Objectives: This study aimed to (i) evaluate an event related potentials (ERP) index of surround suppression in adults with ASD and schizophrenia and (ii) examine transdiagnostic associations between neural response and social and perceptual difficulties.

Methods: Participants included 14 adults with ASD and 12 with SCZ. EEG data was recorded using a 128-channel sensor net.
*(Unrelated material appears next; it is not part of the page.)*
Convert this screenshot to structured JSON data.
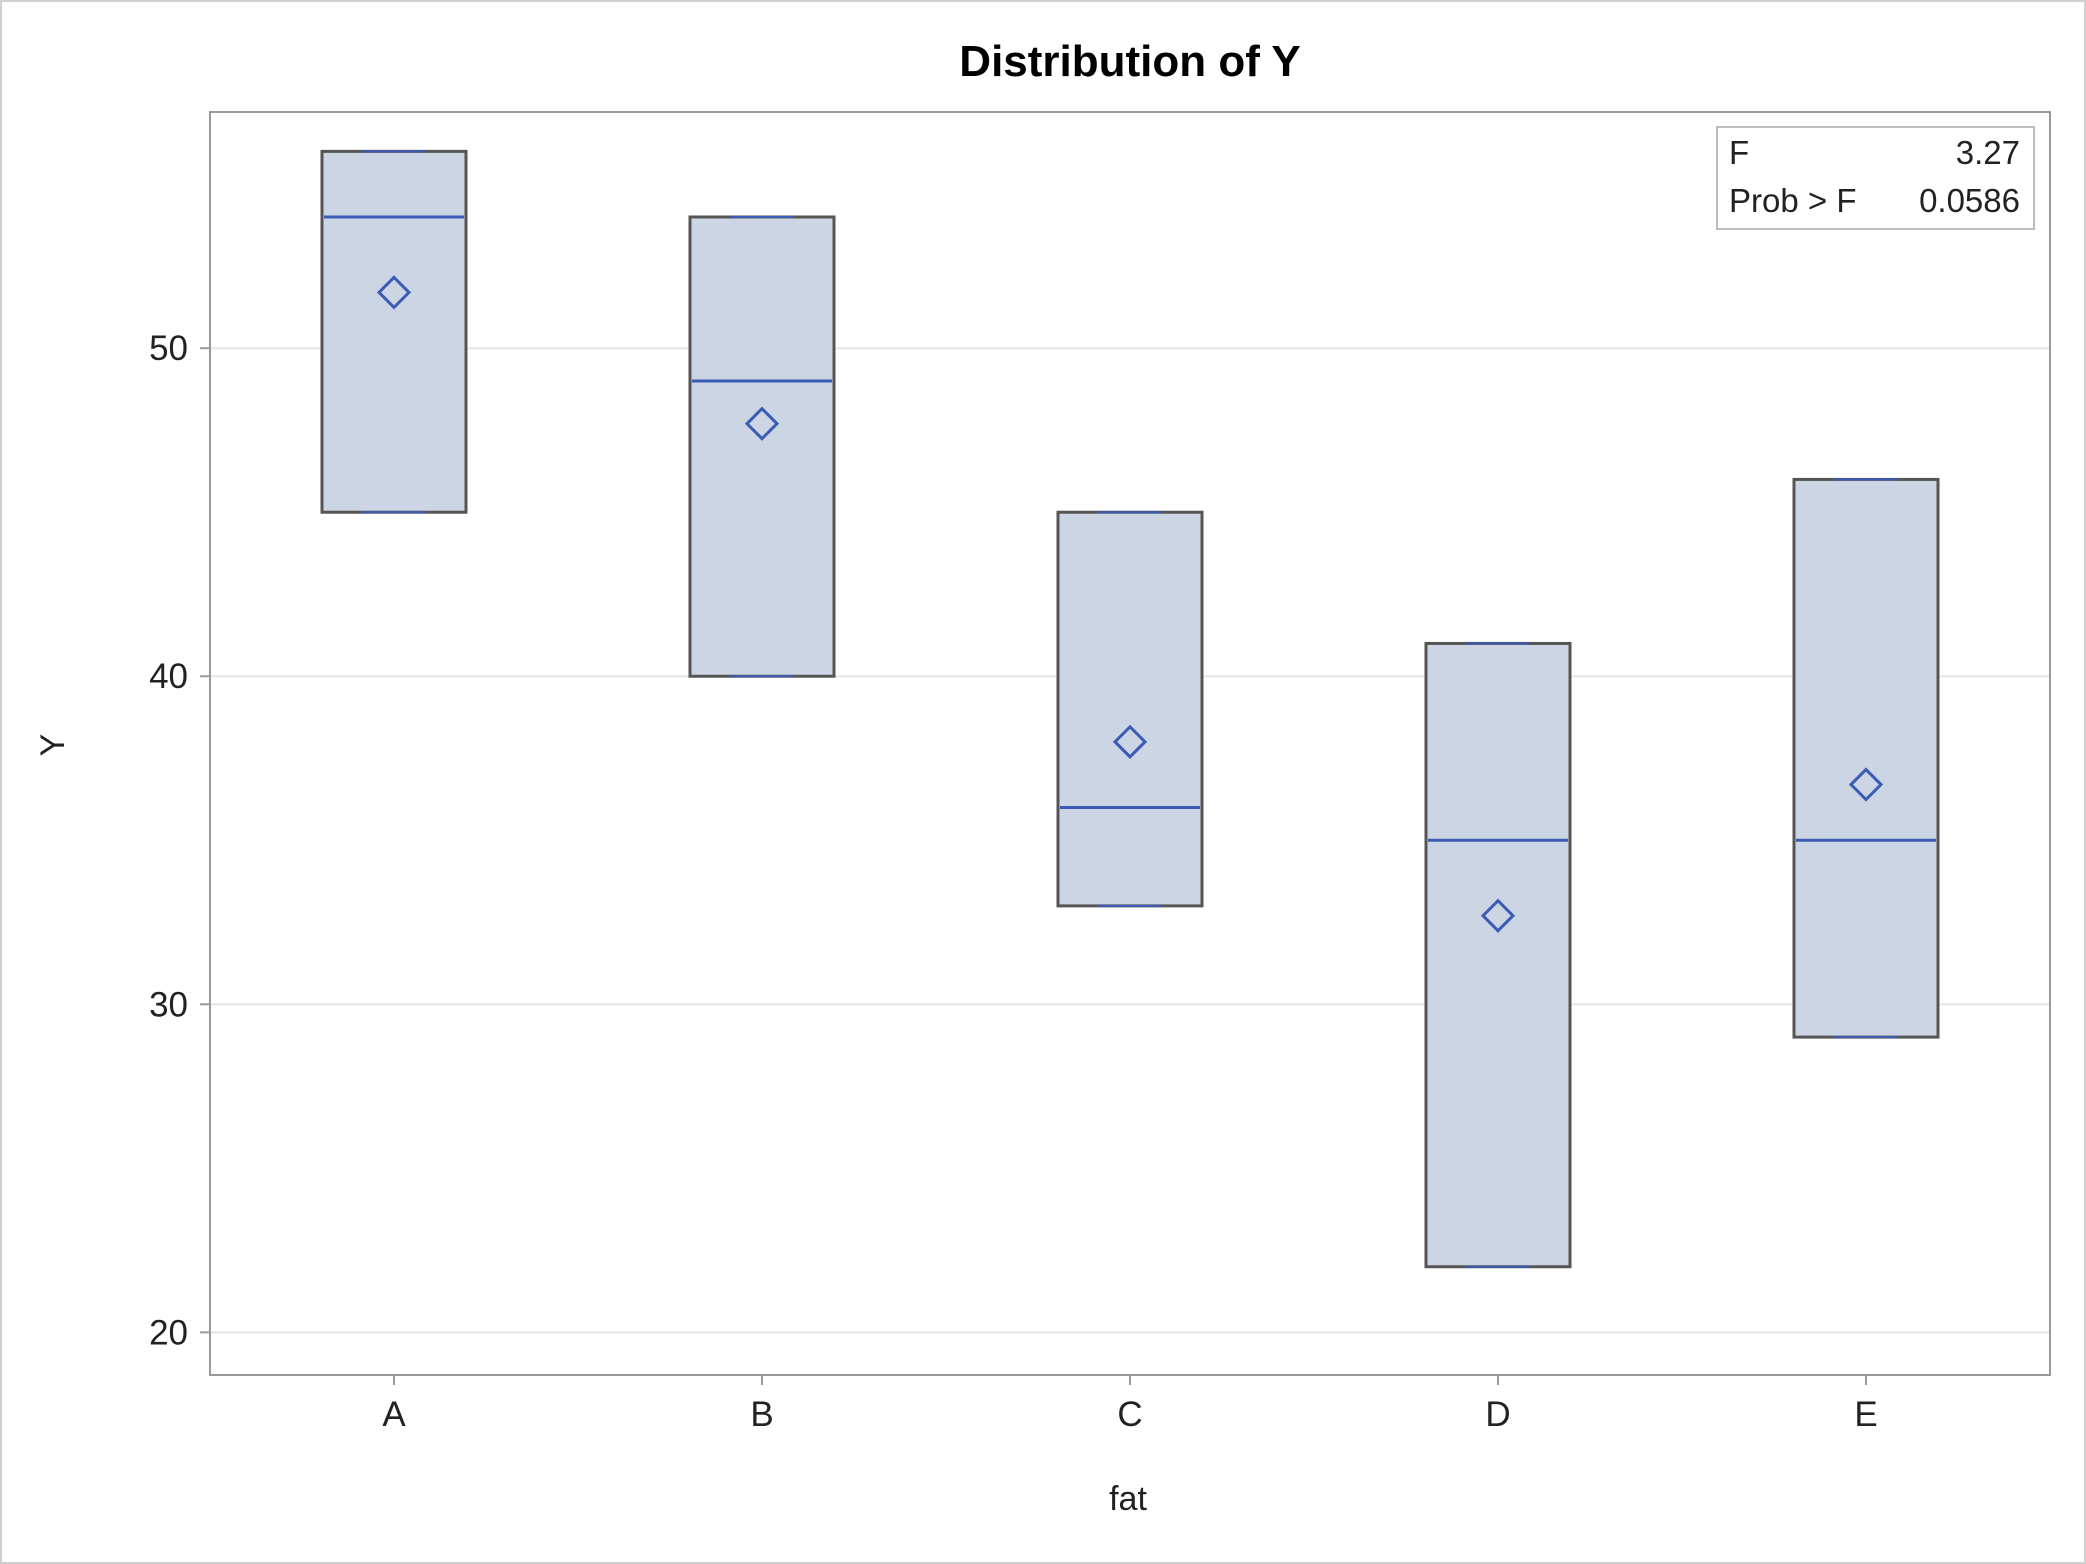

Participants observed vertical sinusoidal gratings filling a central annulus, either alone, surrounded by gratings that were perpendicular, or surrounded by parallel gratings (Fig.1). With intact surround suppression, attenuated ERP amplitudes are expected to parallel vs. perpendicular surround. To maintain attention, participants pressed a button when a central fixation turned green; these trials were discarded from analysis. EEG data was preprocessed off-line, and the P50 and N1 components were extracted over occipital scalp (Oz). Participants completed the Social Responsiveness Scale (SRS), Schizotypal Personality Questionnaire (SPQ), and Sensory Gating Inventory (SGI). Between-group differences were examined with repeated measures ANOVAs (DVs: P50 and N1 mean amplitude, 40-60ms and 75-125ms after stimulus onset, respectively). Transdiagnostic associations between neural response to perpendicular versus parallel surround and self-report of social and perceptual difficulties were explored with bivariate correlations.

Results: For the P50, there was a significant main effect of Group (F=4.41, p=.046) such that P50 amplitude was attenuated in ASD vs. SCZ across conditions. There was no main effect of Condition and no Condition by Group interaction (ps>.26), indicating that neither group showed significant suppression of the P50 response with parallel surround (Fig.2). For the N1, there was a marginally significant main effect of Condition (F=4.04, p=.056), wherein N1 amplitude was attenuated to parallel vs. perpendicular surround across groups; however, there was no significant interaction or main effect of Group (ps>.26). Across ASD and SCZ, suppression of N1 response was not associated with self-report of ASD symptoms on the SRS. However, reduced N1 suppression was associated with greater levels of symptoms on the SPQ ideas of reference scale (r=-.688, p=.04). Stronger N1 suppression was associated with greater fatigue and stress vulnerability with sensory input on the SGI (r=.578, p=.039).

Conclusions: Here, we show evidence for surround suppression in both ASD and SCZ in the N1 response to parallel versus perpendicular surround that does not differ by diagnostic category. Instead, strength of suppression mechanisms related to perceptual delusional beliefs and behavioral experience with sensory stimuli, transdiagnostically. These findings support a dimensional (RDoC) approach to understanding the extent and impact of excitatory/inhibitory imbalance in ASD and related disorders.